I'm curious, what is your Magnificat to God?
much peace to you, in Christ,
That is one I have never heard of that in contemporary accounts. Have you? The closest analogy I know if is the bruises sustained by St. Anthony when he was alone in the catacombs and battling demons.
I don't bruise easily. Once, I was hit by a car in the leg and got a huge welt on my muscle, a "charlie horse," I guess, but no bruise. Do you bruise easily?
Thank you for your response, and for sharing your experiences with me.

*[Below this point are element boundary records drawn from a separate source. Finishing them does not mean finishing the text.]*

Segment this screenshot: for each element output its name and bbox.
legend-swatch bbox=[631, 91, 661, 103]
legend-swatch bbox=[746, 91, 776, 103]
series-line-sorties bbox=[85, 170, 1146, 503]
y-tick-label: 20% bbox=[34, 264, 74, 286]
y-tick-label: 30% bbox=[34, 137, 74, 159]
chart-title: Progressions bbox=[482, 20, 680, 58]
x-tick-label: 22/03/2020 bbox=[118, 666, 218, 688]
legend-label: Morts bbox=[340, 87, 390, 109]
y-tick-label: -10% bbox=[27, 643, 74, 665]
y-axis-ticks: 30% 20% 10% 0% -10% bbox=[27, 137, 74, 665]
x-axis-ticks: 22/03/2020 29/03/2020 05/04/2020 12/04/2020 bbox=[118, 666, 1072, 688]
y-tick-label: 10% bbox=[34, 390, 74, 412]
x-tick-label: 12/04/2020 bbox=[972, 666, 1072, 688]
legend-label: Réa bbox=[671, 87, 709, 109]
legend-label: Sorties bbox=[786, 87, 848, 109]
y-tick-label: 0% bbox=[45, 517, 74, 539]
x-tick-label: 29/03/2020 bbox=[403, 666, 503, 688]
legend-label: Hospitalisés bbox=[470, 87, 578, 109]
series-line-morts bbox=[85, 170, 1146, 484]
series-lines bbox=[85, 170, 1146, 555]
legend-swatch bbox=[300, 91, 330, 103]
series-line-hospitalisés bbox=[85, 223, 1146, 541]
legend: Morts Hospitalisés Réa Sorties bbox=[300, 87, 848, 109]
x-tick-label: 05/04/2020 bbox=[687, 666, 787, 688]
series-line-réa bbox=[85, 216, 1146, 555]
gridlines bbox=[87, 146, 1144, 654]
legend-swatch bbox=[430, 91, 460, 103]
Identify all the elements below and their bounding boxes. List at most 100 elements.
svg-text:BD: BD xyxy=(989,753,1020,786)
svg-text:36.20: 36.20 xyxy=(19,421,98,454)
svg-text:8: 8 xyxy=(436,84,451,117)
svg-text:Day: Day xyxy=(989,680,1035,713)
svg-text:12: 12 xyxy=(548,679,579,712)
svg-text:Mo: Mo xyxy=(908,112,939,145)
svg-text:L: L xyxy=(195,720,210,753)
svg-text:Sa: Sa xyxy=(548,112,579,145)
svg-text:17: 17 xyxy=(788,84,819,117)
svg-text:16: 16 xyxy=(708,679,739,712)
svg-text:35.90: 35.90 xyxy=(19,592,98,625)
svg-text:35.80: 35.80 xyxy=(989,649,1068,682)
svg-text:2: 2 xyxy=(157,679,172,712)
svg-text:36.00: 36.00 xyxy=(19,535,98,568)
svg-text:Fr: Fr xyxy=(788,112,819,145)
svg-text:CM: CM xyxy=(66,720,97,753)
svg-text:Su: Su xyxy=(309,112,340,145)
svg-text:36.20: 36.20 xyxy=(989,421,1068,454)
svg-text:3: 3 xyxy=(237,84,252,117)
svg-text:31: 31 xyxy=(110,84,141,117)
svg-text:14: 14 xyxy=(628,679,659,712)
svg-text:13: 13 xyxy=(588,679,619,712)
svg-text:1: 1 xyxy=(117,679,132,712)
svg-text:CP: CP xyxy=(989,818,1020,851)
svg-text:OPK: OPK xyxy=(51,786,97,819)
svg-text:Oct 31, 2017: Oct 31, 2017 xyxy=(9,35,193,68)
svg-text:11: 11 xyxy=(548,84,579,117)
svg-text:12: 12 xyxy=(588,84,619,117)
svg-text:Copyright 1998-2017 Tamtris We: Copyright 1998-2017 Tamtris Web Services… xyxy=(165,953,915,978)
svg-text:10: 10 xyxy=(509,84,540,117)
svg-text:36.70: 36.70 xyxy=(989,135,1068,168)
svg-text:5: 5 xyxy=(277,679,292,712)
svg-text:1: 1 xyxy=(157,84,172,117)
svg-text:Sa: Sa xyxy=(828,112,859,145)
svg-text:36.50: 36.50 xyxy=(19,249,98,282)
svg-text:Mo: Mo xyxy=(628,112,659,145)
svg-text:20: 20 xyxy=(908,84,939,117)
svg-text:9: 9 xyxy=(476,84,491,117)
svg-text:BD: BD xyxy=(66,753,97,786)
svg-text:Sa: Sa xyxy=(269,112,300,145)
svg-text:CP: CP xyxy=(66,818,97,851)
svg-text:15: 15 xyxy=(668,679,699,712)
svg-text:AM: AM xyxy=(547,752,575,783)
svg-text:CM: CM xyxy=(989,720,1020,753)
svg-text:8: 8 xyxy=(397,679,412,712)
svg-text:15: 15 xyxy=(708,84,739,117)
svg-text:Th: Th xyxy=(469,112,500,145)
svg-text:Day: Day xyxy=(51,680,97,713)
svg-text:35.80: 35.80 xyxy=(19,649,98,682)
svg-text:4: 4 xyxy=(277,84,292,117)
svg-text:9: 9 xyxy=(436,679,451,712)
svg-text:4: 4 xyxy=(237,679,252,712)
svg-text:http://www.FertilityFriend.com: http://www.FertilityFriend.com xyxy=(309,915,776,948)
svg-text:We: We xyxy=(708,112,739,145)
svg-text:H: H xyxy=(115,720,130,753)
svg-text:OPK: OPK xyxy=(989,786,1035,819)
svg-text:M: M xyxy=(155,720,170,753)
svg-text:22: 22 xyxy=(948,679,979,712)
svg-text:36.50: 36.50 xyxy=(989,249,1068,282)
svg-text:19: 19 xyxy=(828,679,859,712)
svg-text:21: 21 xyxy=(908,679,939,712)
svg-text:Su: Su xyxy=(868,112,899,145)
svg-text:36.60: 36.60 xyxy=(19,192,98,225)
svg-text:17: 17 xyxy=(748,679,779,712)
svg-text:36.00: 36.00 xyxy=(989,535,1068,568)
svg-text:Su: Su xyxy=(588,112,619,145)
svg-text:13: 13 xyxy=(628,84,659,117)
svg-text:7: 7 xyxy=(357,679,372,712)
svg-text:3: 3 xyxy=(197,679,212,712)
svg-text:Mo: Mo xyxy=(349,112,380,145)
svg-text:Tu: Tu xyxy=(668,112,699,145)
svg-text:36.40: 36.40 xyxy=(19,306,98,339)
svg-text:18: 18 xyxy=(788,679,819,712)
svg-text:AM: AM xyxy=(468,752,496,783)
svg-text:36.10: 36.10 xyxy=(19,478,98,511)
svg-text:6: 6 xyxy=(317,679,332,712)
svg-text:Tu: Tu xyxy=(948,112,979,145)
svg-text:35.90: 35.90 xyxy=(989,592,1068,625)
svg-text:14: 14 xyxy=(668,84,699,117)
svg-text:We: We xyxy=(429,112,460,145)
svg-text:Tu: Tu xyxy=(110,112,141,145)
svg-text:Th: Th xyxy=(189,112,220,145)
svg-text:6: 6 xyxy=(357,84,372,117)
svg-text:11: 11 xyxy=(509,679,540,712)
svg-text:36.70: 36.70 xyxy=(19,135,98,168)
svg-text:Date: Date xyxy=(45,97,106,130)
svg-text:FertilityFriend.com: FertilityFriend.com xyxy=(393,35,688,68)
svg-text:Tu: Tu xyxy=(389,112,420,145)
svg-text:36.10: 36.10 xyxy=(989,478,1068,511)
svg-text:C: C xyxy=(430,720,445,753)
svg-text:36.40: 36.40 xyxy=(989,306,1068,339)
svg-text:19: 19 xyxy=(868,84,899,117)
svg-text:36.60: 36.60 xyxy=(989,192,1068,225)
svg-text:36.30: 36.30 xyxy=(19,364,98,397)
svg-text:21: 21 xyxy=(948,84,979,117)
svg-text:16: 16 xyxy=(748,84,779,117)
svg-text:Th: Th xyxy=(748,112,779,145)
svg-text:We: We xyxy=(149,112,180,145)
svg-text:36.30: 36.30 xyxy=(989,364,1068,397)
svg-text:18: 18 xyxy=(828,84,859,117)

You ask what is my Magnificat to God. I will have to dig out my journals from that year (2001) to see what I wrote then. I know the prayer simply burst out of me within the first few days of my 'opening up'. So its good to be reminded of it again. And yes I will find it, and see if it still applies today.
Hi Ryan, Thank you too for your response to my post. I had never read of St. Anthony's account of his bruising. I must read it. He was battling demons, Of course I was battling my own demons at the time, but I was not conscious then of what they were. Later uncovered very early infancy neglect and abandonment issues and sexual abuse, which have all been integrated now.
I too don't bruise easily. In fact, hardly ever. I remember at that time in 2001, my brother came to stay with me for a few days, and as he and I were talking, I was lying in my bed, because during that time, I had little or no energy, and stayed in bed for several hours each day. As he and I were talking,suddenly I felt a surge of 'electricity' going down my right leg combined with my usual need to roar, and immediately afterwards he couldnt believe what he saw; a'red' line which ran the full length of my leg, and more bruising ( The bruises always came in the form of tiny dots; hundreds of them, later appeared. This was how it manifested then. A couple of years later, I did a past life workshop with Marion Boon of the Netherlands , and she was convinced that my awakening process opened up past lives too. Thus causing the bruising. Sure enough I experienced similar 'feelings' in past life to this life. But she suggested that I simply deal with this life now. I was very skeptical at the time, but now, I just take anything as it comes, and sift it for myself.
I can only imagine your brother's response. Seeing that would have been horrifying to me. I'm so glad that you have come through that ordeal ok.
In your book "Kundalini Energy & Christian Spirituality", you mention the kundalini Child;
adult Child; or Cosmic state, Pgs 64/65. May i ask please, if i am understanding what you are
Since kundalini is seen as part of a natural Enlightenment, then this Cosmic state or kundalini Child seems to be a natural state, (after a kundalini transformation), available to all regardless of beliefs.
Would you say that this kundalini Child, could not come from a place to do harm in any form
to another for self gain without some serious
physical discomfort. Doesn't seem that they
would have any reason to.
Yes, that makes sense, Ajoy. In anyone who has awakened kundalini, the kind of constriction of mind and will that goes along with selfish actions ends up creating considerable pain.